Value-at-Risk and Risk Classification

The Value-at-Risk enables to classify financial instruments according to their risk




Profit-and-Loss Distribution Example

Risk Classification

Classification of an instrument's risk-profile :

Cat. 1 Conservative -2.5% < VaR < 0%
Cat. 2 Low risk tolerance -7.5% < VaR < -2.5%
Cat. 3 Moderate risk tolerance -12.5% < VaR < -7.5%
Cat. 4 Intense risk tolerance -17.5% < VaR < -12.5%
Cat. 5 High risk tolerance -25.0% < VaR < -17.5%
Cat. 6 Extreme risk tolerance -100% < VaR < -25.0%

The risk class 1 corresponds to the least risky category and 6 to the riskiest one.
In our example, the asset belongs to the risk category 6.

The Value-at-Risk

The Value-at-Risk (VaR) measures the maximum loss not exceeded over a 10-day holding period, with probability of 99%. Statistically, the VaR value then corresponds to the 1% quantile of the Profit-and-Loss distribution, that is 1% of the returns are below the VaR value.

In our example, we have:

  • A Value-at-Risk (VaR) of -65.72% means that for a 10-day holding period, the probability of losing more than 65.72% is 1%. Conversely, there is a 99% probability of not losing more than 65.72% of this asset.
  • A Value-at-Gain (VaG) of 109.48% means that for a 10-day holding period, the probability of gaining more than 109.48% is 1%. Conversely, there is 99% probability of not gaining more than 109.48% of this asset.
  • There is a 50.50% probability to gain (Probability-of-Gain) given a holding period of 10 days.

VaR Methodology

The estimation of VaR for structured products requires a Monte Carlo simulation approach.
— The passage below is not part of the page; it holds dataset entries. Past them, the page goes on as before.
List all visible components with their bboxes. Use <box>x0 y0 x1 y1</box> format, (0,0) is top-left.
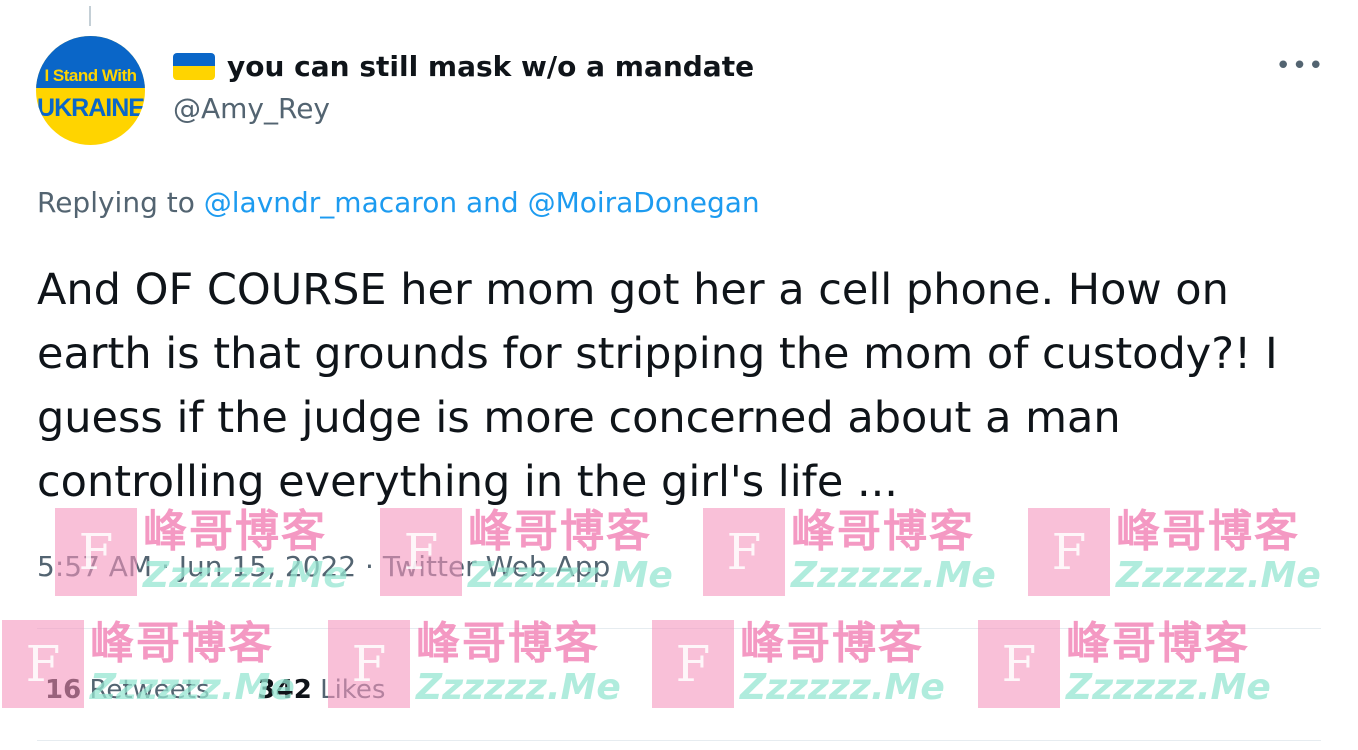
meta-separator: · <box>152 550 179 583</box>
retweets-stat[interactable]: 16 Retweets <box>45 675 210 705</box>
likes-label: Likes <box>320 675 386 705</box>
watermark: F 峰哥博客 Zzzzzz.Me <box>652 620 945 708</box>
ukraine-flag-icon <box>173 52 215 80</box>
watermark-logo-icon: F <box>1028 508 1110 596</box>
divider <box>37 628 1321 629</box>
replying-to-line: Replying to @lavndr_macaron and @MoiraDo… <box>37 186 760 219</box>
tweet-time[interactable]: 5:57 AM <box>37 550 152 583</box>
tweet-stats: 16 Retweets 342 Likes <box>45 675 385 705</box>
mention-link-lavndr-macaron[interactable]: @lavndr_macaron <box>204 186 457 219</box>
tweet-text: And OF COURSE her mom got her a cell pho… <box>37 265 1278 507</box>
user-handle[interactable]: @Amy_Rey <box>173 92 330 125</box>
watermark-cn: 峰哥博客 <box>468 506 652 557</box>
tweet-source[interactable]: Twitter Web App <box>383 550 610 583</box>
avatar-text-line1: I Stand With <box>44 66 137 85</box>
likes-count: 342 <box>257 675 312 705</box>
divider <box>37 740 1321 741</box>
meta-separator: · <box>356 550 383 583</box>
watermark-en: Zzzzzz.Me <box>1066 667 1271 708</box>
replying-to-joiner: and <box>457 186 528 219</box>
watermark-logo-icon: F <box>703 508 785 596</box>
avatar-text-line2: UKRAINE <box>37 94 145 122</box>
mention-link-moiradonegan[interactable]: @MoiraDonegan <box>528 186 760 219</box>
watermark-en: Zzzzzz.Me <box>1116 555 1321 596</box>
watermark-cn: 峰哥博客 <box>143 506 327 557</box>
watermark-logo-icon: F <box>652 620 734 708</box>
avatar[interactable]: I Stand With UKRAINE <box>36 36 145 145</box>
watermark-cn: 峰哥博客 <box>1116 506 1300 557</box>
watermark: F 峰哥博客 Zzzzzz.Me <box>703 508 996 596</box>
tweet-date[interactable]: Jun 15, 2022 <box>179 550 356 583</box>
watermark-logo-icon: F <box>978 620 1060 708</box>
retweets-count: 16 <box>45 675 82 705</box>
watermark: F 峰哥博客 Zzzzzz.Me <box>978 620 1271 708</box>
tweet-meta: 5:57 AM · Jun 15, 2022 · Twitter Web App <box>37 550 610 583</box>
watermark: F 峰哥博客 Zzzzzz.Me <box>1028 508 1321 596</box>
replying-to-prefix: Replying to <box>37 186 204 219</box>
author-name-row[interactable]: you can still mask w/o a mandate <box>173 46 754 86</box>
watermark-en: Zzzzzz.Me <box>791 555 996 596</box>
retweets-label: Retweets <box>89 675 210 705</box>
thread-connector-line <box>89 6 91 26</box>
watermark-cn: 峰哥博客 <box>791 506 975 557</box>
watermark-en: Zzzzzz.Me <box>740 667 945 708</box>
more-icon: ••• <box>1275 51 1325 81</box>
more-options-button[interactable]: ••• <box>1275 51 1325 81</box>
watermark-en: Zzzzzz.Me <box>416 667 621 708</box>
display-name[interactable]: you can still mask w/o a mandate <box>227 50 754 83</box>
likes-stat[interactable]: 342 Likes <box>258 675 386 705</box>
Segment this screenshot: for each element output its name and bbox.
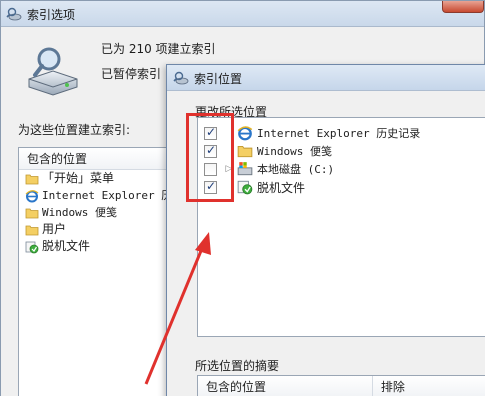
summary-col-excluded[interactable]: 排除 bbox=[373, 376, 485, 396]
tree-item-offline-files[interactable]: ▷ 脱机文件 bbox=[198, 178, 485, 196]
folder-icon bbox=[237, 145, 253, 158]
offline-files-icon bbox=[237, 180, 253, 195]
list-item-label: Windows 便笺 bbox=[42, 206, 117, 219]
tree-item-label: 脱机文件 bbox=[257, 180, 306, 195]
list-item-label: 「开始」菜单 bbox=[42, 171, 115, 185]
list-item-label: Internet Explorer 历 bbox=[42, 189, 173, 202]
summary-label: 所选位置的摘要 bbox=[195, 359, 280, 373]
local-disk-icon bbox=[237, 162, 253, 176]
list-item-label: 用户 bbox=[42, 222, 67, 236]
annotation-highlight-box bbox=[186, 113, 234, 202]
indexing-app-icon bbox=[173, 71, 189, 85]
list-item-label: 脱机文件 bbox=[42, 239, 91, 253]
summary-header: 包含的位置 排除 bbox=[198, 376, 485, 396]
tree-item-label: Internet Explorer 历史记录 bbox=[257, 127, 421, 140]
indexing-drive-icon bbox=[28, 47, 78, 96]
tree-item-label: 本地磁盘 (C:) bbox=[257, 163, 335, 176]
dialog-title: 索引位置 bbox=[194, 72, 243, 86]
dialog-title-bar[interactable]: 索引位置 bbox=[167, 65, 485, 91]
ie-icon bbox=[237, 126, 253, 141]
folder-icon bbox=[25, 225, 39, 235]
indexing-paused-text: 已暂停索引 bbox=[101, 67, 162, 81]
ie-icon bbox=[25, 189, 39, 202]
summary-col-included[interactable]: 包含的位置 bbox=[198, 376, 373, 396]
title-bar[interactable]: 索引选项 bbox=[1, 1, 484, 27]
tree-item-windows-sticky-notes[interactable]: ▷ Windows 便笺 bbox=[198, 142, 485, 160]
folder-icon bbox=[25, 174, 39, 184]
close-button[interactable] bbox=[442, 1, 484, 13]
tree-item-label: Windows 便笺 bbox=[257, 145, 332, 158]
indexed-count-text: 已为 210 项建立索引 bbox=[101, 42, 216, 56]
offline-files-icon bbox=[25, 241, 39, 253]
folder-icon bbox=[25, 208, 39, 218]
index-locations-label: 为这些位置建立索引: bbox=[18, 123, 131, 137]
locations-tree[interactable]: ▷ Internet Explorer 历史记录 ▷ Windows 便笺 ▷ … bbox=[197, 117, 485, 337]
window-title: 索引选项 bbox=[27, 8, 76, 22]
indexing-app-icon bbox=[6, 7, 22, 21]
tree-item-local-disk[interactable]: ▷ 本地磁盘 (C:) bbox=[198, 160, 485, 178]
tree-item-ie-history[interactable]: ▷ Internet Explorer 历史记录 bbox=[198, 124, 485, 142]
summary-list[interactable]: 包含的位置 排除 bbox=[197, 375, 485, 396]
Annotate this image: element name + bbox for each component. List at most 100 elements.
We use a 99% probability and a 10-days holding period. A large number of simulations is performed (order of 10000) to get a statistically significant result.

We generate randomly the variations of the different risk factors considered :

  • Underlying
  • Volatility
  • Interest rate
  • Exchange rate

In our Monte Carlo sample generation, we calibrate our model with market observed data. For each scenario, the instrument fair value is computed, and added to the Profit-and-Loss distribution. Eventually, the VaR is determined as the required 1% quantile. The VaR estimates are updated daily.